Second, thanks for the update.  Great news!.

Third, I think that your advice is sound.  Very sound. That is the kind of commitment you make to your wife, but not to your children. At some point they are on their own.

Regards  —  Cliff

The New Englander said...

Haha glad you liked the 'chit' reference, and thanks for the good cheer. Stability is kind of like oxygen -- one of those things you don't appreciate quite enough until you have to.

Jon and Kate said...

Glad you're blogging again.

This definitely goes under the headline "no good deed goes unpunished." I'm sure there's a psychological term for "taking something for granted until it becomes so ingrained in your perception of reality that you only forget that it initially began as a sacrifice on the part of another" but there you go. This used to happen to me all the time when I would offer to read someone's script. Lord knows I rarely do that anymore.

The New Englander said...

Thanks for the good bloggin' cheer...and yep -- although I've never been asked to read a script (thankfully!) I completely understand how that could unfold, and why you set this policy now.
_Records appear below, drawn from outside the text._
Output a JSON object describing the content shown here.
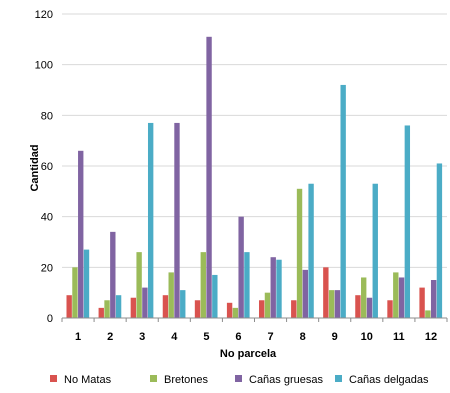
{
  "chart_data": {
    "type": "bar",
    "xlabel": "No parcela",
    "ylabel": "Cantidad",
    "ylim": [
      0,
      120
    ],
    "yticks": [
      0,
      20,
      40,
      60,
      80,
      100,
      120
    ],
    "grid": true,
    "legend_position": "bottom",
    "categories": [
      "1",
      "2",
      "3",
      "4",
      "5",
      "6",
      "7",
      "8",
      "9",
      "10",
      "11",
      "12"
    ],
    "series": [
      {
        "name": "No Matas",
        "color": "#d9534f",
        "values": [
          9,
          4,
          8,
          9,
          7,
          6,
          7,
          7,
          20,
          9,
          7,
          12
        ]
      },
      {
        "name": "Bretones",
        "color": "#9bbb59",
        "values": [
          20,
          7,
          26,
          18,
          26,
          4,
          10,
          51,
          11,
          16,
          18,
          3
        ]
      },
      {
        "name": "Cañas gruesas",
        "color": "#8064a2",
        "values": [
          66,
          34,
          12,
          77,
          111,
          40,
          24,
          19,
          11,
          8,
          16,
          15
        ]
      },
      {
        "name": "Cañas delgadas",
        "color": "#4bacc6",
        "values": [
          27,
          9,
          77,
          11,
          17,
          26,
          23,
          53,
          92,
          53,
          76,
          61
        ]
      }
    ]
  }
}
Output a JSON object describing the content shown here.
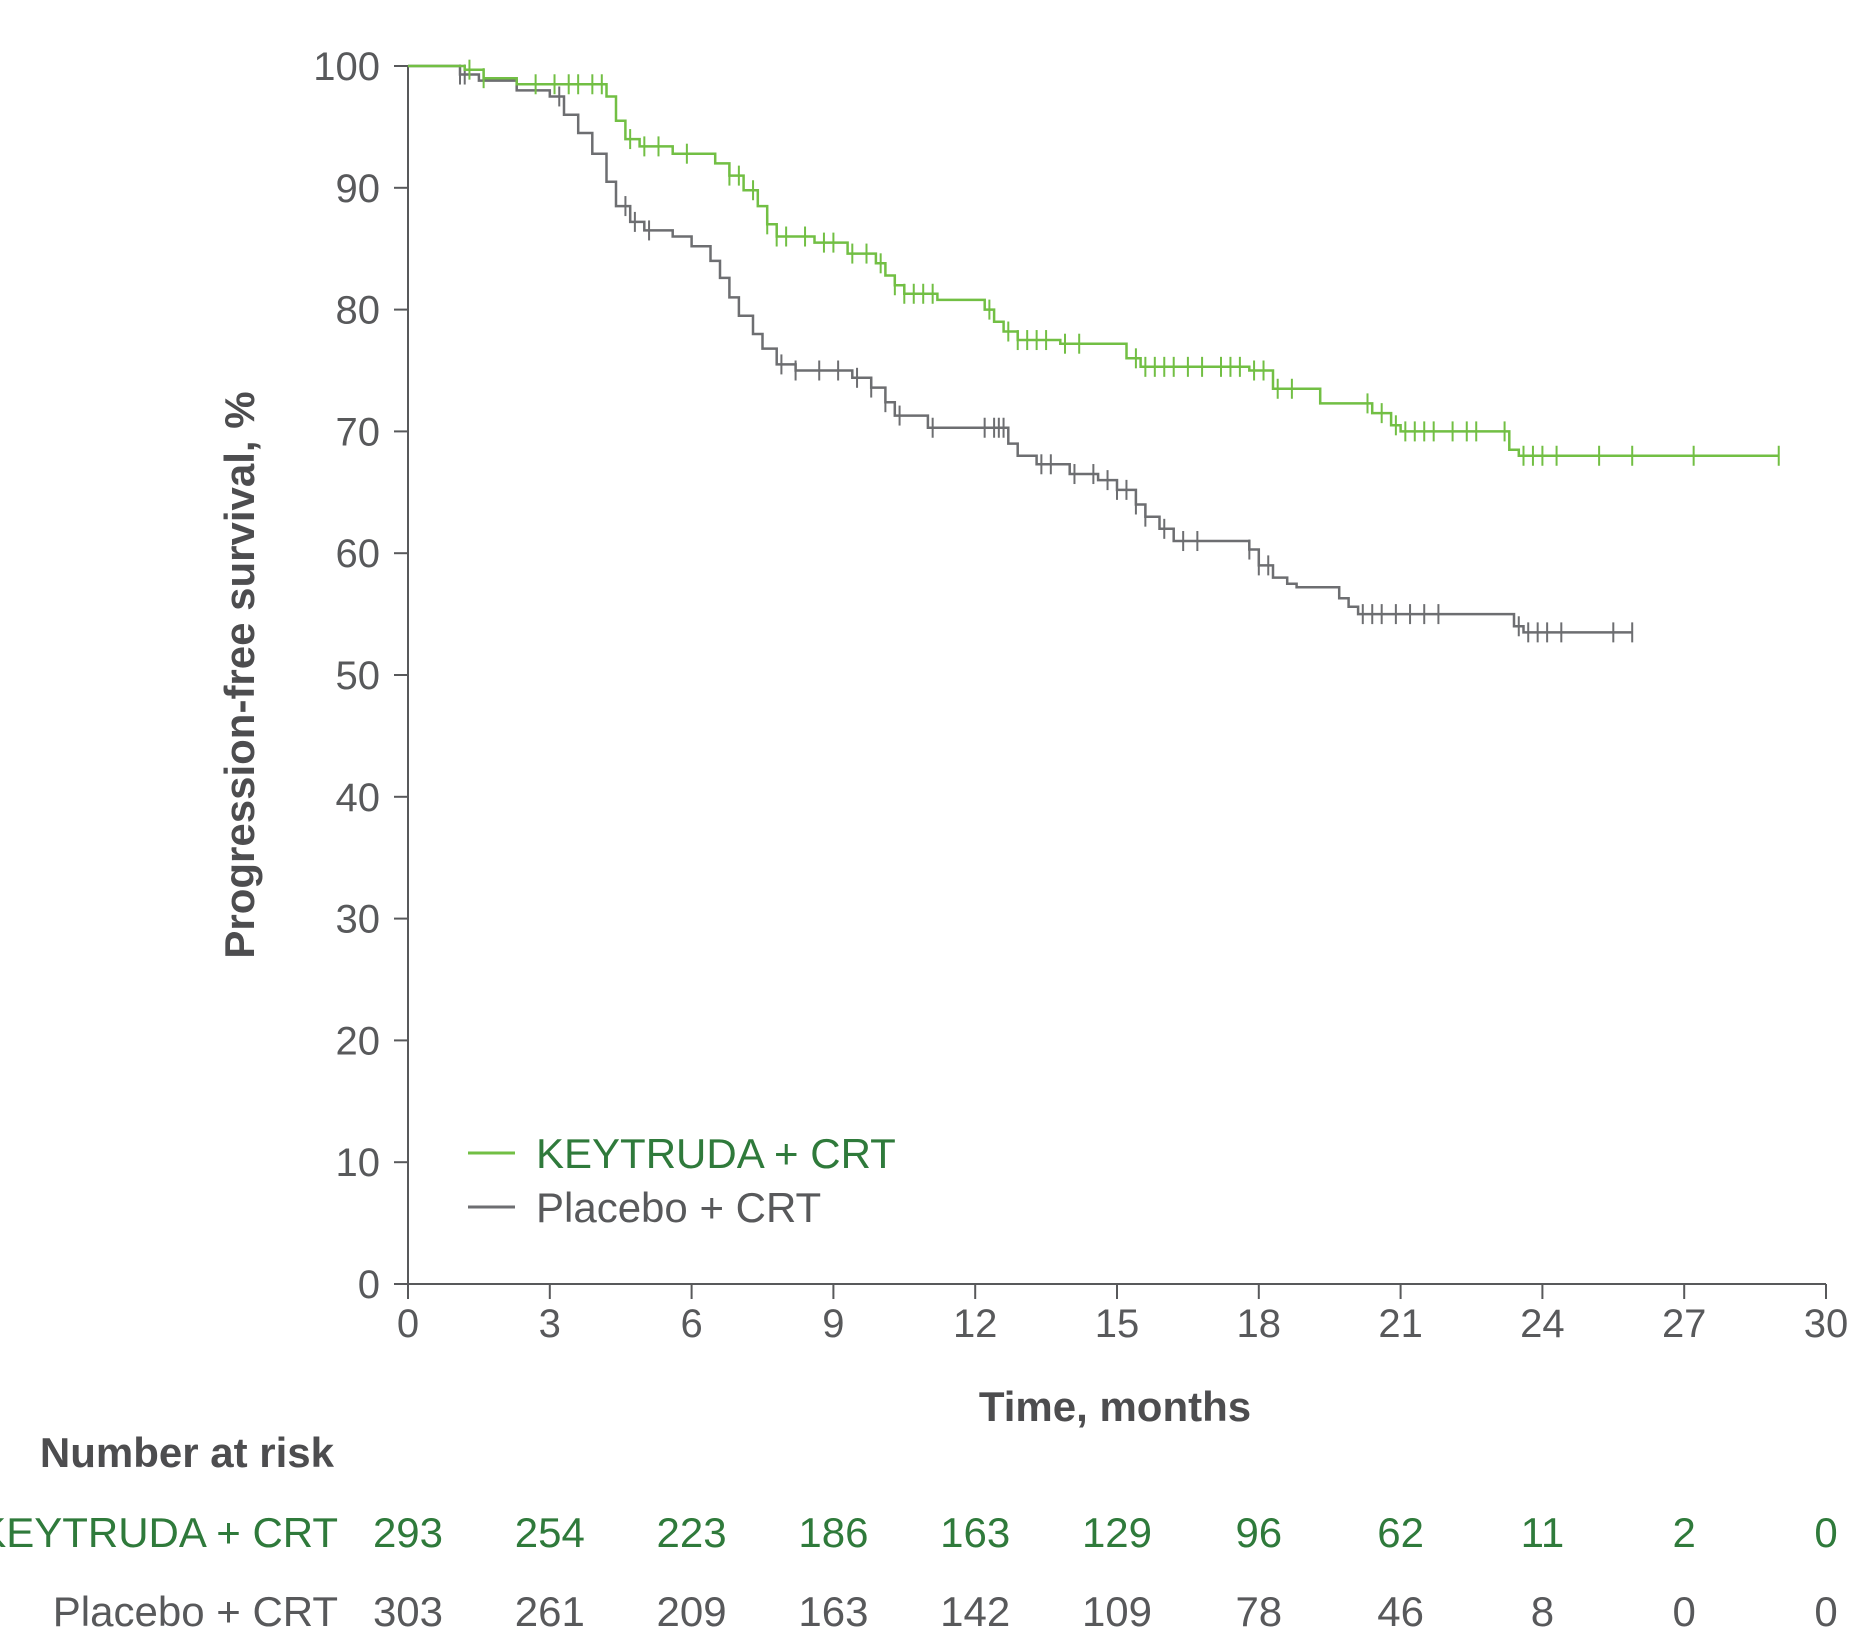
{
  "colors": {
    "keytruda": "#72bf44",
    "placebo": "#6d6e71",
    "keytruda_text": "#2f7a3b",
    "placebo_text": "#58595b",
    "axis": "#58595b"
  },
  "chart_data": {
    "type": "line",
    "title": "",
    "xlabel": "Time, months",
    "ylabel": "Progression-free survival, %",
    "xlim": [
      0,
      30
    ],
    "ylim": [
      0,
      100
    ],
    "xticks": [
      0,
      3,
      6,
      9,
      12,
      15,
      18,
      21,
      24,
      27,
      30
    ],
    "yticks": [
      0,
      10,
      20,
      30,
      40,
      50,
      60,
      70,
      80,
      90,
      100
    ],
    "grid": false,
    "legend_position": "bottom-left",
    "series": [
      {
        "name": "KEYTRUDA + CRT",
        "color_key": "keytruda",
        "steps": [
          [
            0,
            100
          ],
          [
            1.2,
            99.7
          ],
          [
            1.6,
            99.0
          ],
          [
            2.3,
            98.5
          ],
          [
            4.2,
            97.5
          ],
          [
            4.4,
            95.5
          ],
          [
            4.6,
            94.0
          ],
          [
            4.9,
            93.4
          ],
          [
            5.6,
            92.8
          ],
          [
            6.5,
            92.0
          ],
          [
            6.8,
            91.0
          ],
          [
            7.1,
            89.8
          ],
          [
            7.4,
            88.5
          ],
          [
            7.6,
            87.0
          ],
          [
            7.8,
            86.0
          ],
          [
            8.6,
            85.5
          ],
          [
            9.3,
            84.6
          ],
          [
            9.9,
            83.8
          ],
          [
            10.1,
            82.8
          ],
          [
            10.3,
            82.0
          ],
          [
            10.5,
            81.3
          ],
          [
            11.2,
            80.8
          ],
          [
            12.2,
            80.0
          ],
          [
            12.4,
            79.0
          ],
          [
            12.6,
            78.2
          ],
          [
            12.9,
            77.5
          ],
          [
            13.8,
            77.2
          ],
          [
            15.2,
            76.0
          ],
          [
            15.5,
            75.3
          ],
          [
            17.8,
            75.0
          ],
          [
            18.3,
            73.5
          ],
          [
            19.3,
            72.3
          ],
          [
            20.4,
            71.5
          ],
          [
            20.8,
            70.5
          ],
          [
            21.0,
            70.0
          ],
          [
            23.3,
            68.5
          ],
          [
            23.5,
            68.0
          ],
          [
            29.0,
            68.0
          ]
        ],
        "censor_times": [
          1.3,
          1.6,
          2.7,
          3.1,
          3.4,
          3.6,
          3.9,
          4.1,
          4.7,
          5.0,
          5.3,
          5.9,
          6.8,
          7.0,
          7.3,
          7.6,
          7.8,
          8.0,
          8.4,
          8.8,
          9.0,
          9.4,
          9.7,
          10.0,
          10.3,
          10.5,
          10.7,
          10.9,
          11.1,
          12.3,
          12.7,
          12.9,
          13.1,
          13.3,
          13.5,
          13.9,
          14.2,
          15.4,
          15.6,
          15.8,
          16.0,
          16.2,
          16.5,
          16.8,
          17.2,
          17.4,
          17.6,
          17.9,
          18.1,
          18.4,
          18.7,
          20.3,
          20.6,
          20.9,
          21.1,
          21.3,
          21.5,
          21.7,
          22.1,
          22.4,
          22.6,
          23.2,
          23.6,
          23.8,
          24.0,
          24.3,
          25.2,
          25.9,
          27.2,
          29.0
        ]
      },
      {
        "name": "Placebo + CRT",
        "color_key": "placebo",
        "steps": [
          [
            0,
            100
          ],
          [
            1.1,
            99.3
          ],
          [
            1.5,
            98.8
          ],
          [
            2.3,
            98.0
          ],
          [
            3.0,
            97.5
          ],
          [
            3.3,
            96.0
          ],
          [
            3.6,
            94.5
          ],
          [
            3.9,
            92.8
          ],
          [
            4.2,
            90.5
          ],
          [
            4.4,
            88.5
          ],
          [
            4.7,
            87.2
          ],
          [
            5.0,
            86.5
          ],
          [
            5.6,
            86.0
          ],
          [
            6.0,
            85.2
          ],
          [
            6.4,
            84.0
          ],
          [
            6.6,
            82.6
          ],
          [
            6.8,
            81.0
          ],
          [
            7.0,
            79.5
          ],
          [
            7.3,
            78.0
          ],
          [
            7.5,
            76.8
          ],
          [
            7.8,
            75.5
          ],
          [
            8.2,
            75.0
          ],
          [
            9.4,
            74.4
          ],
          [
            9.8,
            73.6
          ],
          [
            10.1,
            72.4
          ],
          [
            10.3,
            71.3
          ],
          [
            11.0,
            70.3
          ],
          [
            12.7,
            69.0
          ],
          [
            12.9,
            68.0
          ],
          [
            13.3,
            67.3
          ],
          [
            14.0,
            66.5
          ],
          [
            14.6,
            66.0
          ],
          [
            15.0,
            65.2
          ],
          [
            15.4,
            64.0
          ],
          [
            15.6,
            63.0
          ],
          [
            15.9,
            62.0
          ],
          [
            16.2,
            61.0
          ],
          [
            17.8,
            60.3
          ],
          [
            18.0,
            59.0
          ],
          [
            18.3,
            58.0
          ],
          [
            18.6,
            57.5
          ],
          [
            18.8,
            57.2
          ],
          [
            19.7,
            56.3
          ],
          [
            19.9,
            55.6
          ],
          [
            20.1,
            55.0
          ],
          [
            23.4,
            54.0
          ],
          [
            23.6,
            53.5
          ],
          [
            25.9,
            53.5
          ]
        ],
        "censor_times": [
          1.1,
          1.2,
          3.2,
          4.6,
          4.8,
          5.1,
          7.9,
          8.2,
          8.7,
          9.1,
          9.5,
          9.8,
          10.1,
          10.4,
          11.1,
          12.2,
          12.4,
          12.5,
          12.6,
          13.4,
          13.6,
          14.1,
          14.5,
          14.8,
          15.0,
          15.2,
          15.4,
          15.6,
          16.0,
          16.4,
          16.7,
          17.8,
          18.0,
          18.2,
          20.2,
          20.4,
          20.6,
          20.9,
          21.2,
          21.5,
          21.8,
          23.5,
          23.7,
          23.9,
          24.1,
          24.4,
          25.5,
          25.9
        ]
      }
    ],
    "number_at_risk": {
      "heading": "Number at risk",
      "rows": [
        {
          "label": "KEYTRUDA + CRT",
          "color_key": "keytruda_text",
          "values": [
            "293",
            "254",
            "223",
            "186",
            "163",
            "129",
            "96",
            "62",
            "11",
            "2",
            "0"
          ]
        },
        {
          "label": "Placebo + CRT",
          "color_key": "placebo_text",
          "values": [
            "303",
            "261",
            "209",
            "163",
            "142",
            "109",
            "78",
            "46",
            "8",
            "0",
            "0"
          ]
        }
      ]
    }
  }
}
The more feedback you give, the more questions you'll engender on the part of the original asker...and the more of your own blood, sweat, and tears expended in the process, the more resentment there'll be on the other side of the table when you finally say, "no mas."

Not reading it at all is a way more genuine/backboned approach then what I would surmise many/most people do -- give it a cursory glance and a quick "this is AWESOME!!!" bit of a response to make the other person go away but at a minimal level of pain infliction.